I'm working on changing a lot right now. And part of me is fighting tooth and nail not to. I don't know why. I'm looking forward to the changes, I think life will be better, and I'll do better... but part of me is kicking and screaming not to change a thing, to stay safe and the same. But, if there is one thing I know, everything thing changes. Whether we want it to or not.
I have three main goals right now:
1. Train my dog Hope so she can go from service dog candidate to service dog in-training
2. Workout and eat right to lose weight
3. Get on routine/schedule to keep house clean and things I want to do going
I went for several days without walking my dog for her training, and now she has regressed. I had an awful time with her yesterday. My illnesses kept me from walking her, but I think I'm going to have to push myself past my normal limits to train with her every day no matter how I am feeling if I ever want her to make it to the next level in her training. And I do, desperatly.
I have already put together a pretty good workout routine I want to start, but I have not started it! Something always gets in the way. So, today, as prep day, I'm going to remove as many obstacles as possible. I've got to get the exercise room clean so that I can use my treadmill, that will probably take all weekend. I'm going to have to get DH to help me with that because... well we basically have to take the rubber mat tiles up, clean them outside, let them dry, mop the cement where they were, then put them back. But we will have to do half of the room at a time because we will have to move the equipment around. It will probably end up being a bit like a giant game of Tetris, lol. My girls are going to start working out with me. They don't need to lose weight, but they do need to get in shape. If it were up to them they would sit and read or play games all day. So part of my motivation will be to be a model for them.

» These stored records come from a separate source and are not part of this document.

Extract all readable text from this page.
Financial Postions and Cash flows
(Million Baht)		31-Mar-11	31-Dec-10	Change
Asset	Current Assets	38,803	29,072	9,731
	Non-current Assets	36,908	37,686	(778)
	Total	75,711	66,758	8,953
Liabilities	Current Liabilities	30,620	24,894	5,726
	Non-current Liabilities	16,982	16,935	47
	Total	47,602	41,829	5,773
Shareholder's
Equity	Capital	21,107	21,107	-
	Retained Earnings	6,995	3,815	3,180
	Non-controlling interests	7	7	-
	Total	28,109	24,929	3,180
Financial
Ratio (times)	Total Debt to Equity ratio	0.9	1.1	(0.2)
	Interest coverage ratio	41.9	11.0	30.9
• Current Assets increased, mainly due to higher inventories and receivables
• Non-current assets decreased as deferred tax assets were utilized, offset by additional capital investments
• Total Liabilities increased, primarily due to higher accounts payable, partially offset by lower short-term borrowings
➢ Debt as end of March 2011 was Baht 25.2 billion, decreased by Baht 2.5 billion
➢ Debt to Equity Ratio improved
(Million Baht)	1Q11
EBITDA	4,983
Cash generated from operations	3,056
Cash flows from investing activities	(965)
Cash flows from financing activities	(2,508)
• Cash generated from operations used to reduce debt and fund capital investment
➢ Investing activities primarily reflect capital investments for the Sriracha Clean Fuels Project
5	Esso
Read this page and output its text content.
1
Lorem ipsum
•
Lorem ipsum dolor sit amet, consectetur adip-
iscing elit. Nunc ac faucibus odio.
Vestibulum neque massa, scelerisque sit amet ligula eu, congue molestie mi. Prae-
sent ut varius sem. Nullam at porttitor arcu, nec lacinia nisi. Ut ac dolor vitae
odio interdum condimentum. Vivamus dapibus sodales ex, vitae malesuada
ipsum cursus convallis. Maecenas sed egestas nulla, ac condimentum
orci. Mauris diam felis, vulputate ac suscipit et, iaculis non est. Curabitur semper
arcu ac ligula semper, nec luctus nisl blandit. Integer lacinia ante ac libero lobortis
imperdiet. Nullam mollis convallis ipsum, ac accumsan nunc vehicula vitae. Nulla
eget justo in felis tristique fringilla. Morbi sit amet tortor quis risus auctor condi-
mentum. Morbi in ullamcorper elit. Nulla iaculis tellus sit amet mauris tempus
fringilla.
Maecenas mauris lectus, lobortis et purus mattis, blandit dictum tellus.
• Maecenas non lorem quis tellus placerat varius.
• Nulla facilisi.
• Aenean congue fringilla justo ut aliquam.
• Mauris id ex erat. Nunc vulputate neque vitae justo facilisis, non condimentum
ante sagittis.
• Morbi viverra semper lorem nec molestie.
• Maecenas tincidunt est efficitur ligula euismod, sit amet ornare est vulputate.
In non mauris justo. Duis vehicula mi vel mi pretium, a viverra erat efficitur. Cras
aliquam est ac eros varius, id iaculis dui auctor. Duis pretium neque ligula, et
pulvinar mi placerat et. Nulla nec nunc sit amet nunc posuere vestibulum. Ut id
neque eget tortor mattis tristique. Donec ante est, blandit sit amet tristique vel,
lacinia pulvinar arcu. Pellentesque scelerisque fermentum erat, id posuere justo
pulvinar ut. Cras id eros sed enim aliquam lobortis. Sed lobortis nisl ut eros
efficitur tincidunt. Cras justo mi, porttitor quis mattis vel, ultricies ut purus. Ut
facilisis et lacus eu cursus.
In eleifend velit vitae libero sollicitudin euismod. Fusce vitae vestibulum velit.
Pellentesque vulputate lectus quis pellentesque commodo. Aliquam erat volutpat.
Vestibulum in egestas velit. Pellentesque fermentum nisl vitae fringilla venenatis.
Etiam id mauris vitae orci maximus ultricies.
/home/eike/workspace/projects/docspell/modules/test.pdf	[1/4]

As far as eating goes, I really have to get a handle on that. I'm not getting enough protein, I'm eating things I should not, and I've been really craving sweets like crazy. So, the main thing I'm going to really work on is getting breakfast in, so that I'm not starving by the time that lunch rolls around. Breakfast will be a shake, probably my favorite chocolate with frozen strawberries to make it nice and cold and thick and give it flavor. On it's own it does not have a very good flavor, but the strawberries, and sometimes frozen bananas, make it taste much better. I did find out I'm supposed to be eating more Paleo than Keto... I have no idea what the difference is, so I've got a lot of researching to do.
Working out a routine/schedule is hard. I'm already on a routine that is not good and getting out of it will take time and effort. I'm ready and willing, but when my illnesses flair up, it is so easy to give up. It takes time to make something a habit, so this is something I'm going to have to write out, set reminders, and really work hard to get into. I'm hoping that with Summer it will be easier.
I'm feeling a bit overwhelmed, but at the same time I'm so frustrated with how I feel like I've stagnated, that I think that will help me to get motivated. Then it will be a process of re-motivating myself every day, and throughout the day so that I can stay focused.
One thing that is going to be a huge obstacle for the next month is that my injections for my migraines has worn off, so I'm getting my daily migraines. They can take me out for days or even weeks. I am working hard on taking preventative measures to get rid of the migraines when they first start so that they don't get that bad. I am tired of my illnesses getting in the way so much. As they say on The Frey Life (one of my fav Youtube channels) "Do what you think you can't do!"
So I hope we all have a great day, stay motivated, and Spark on my friends!!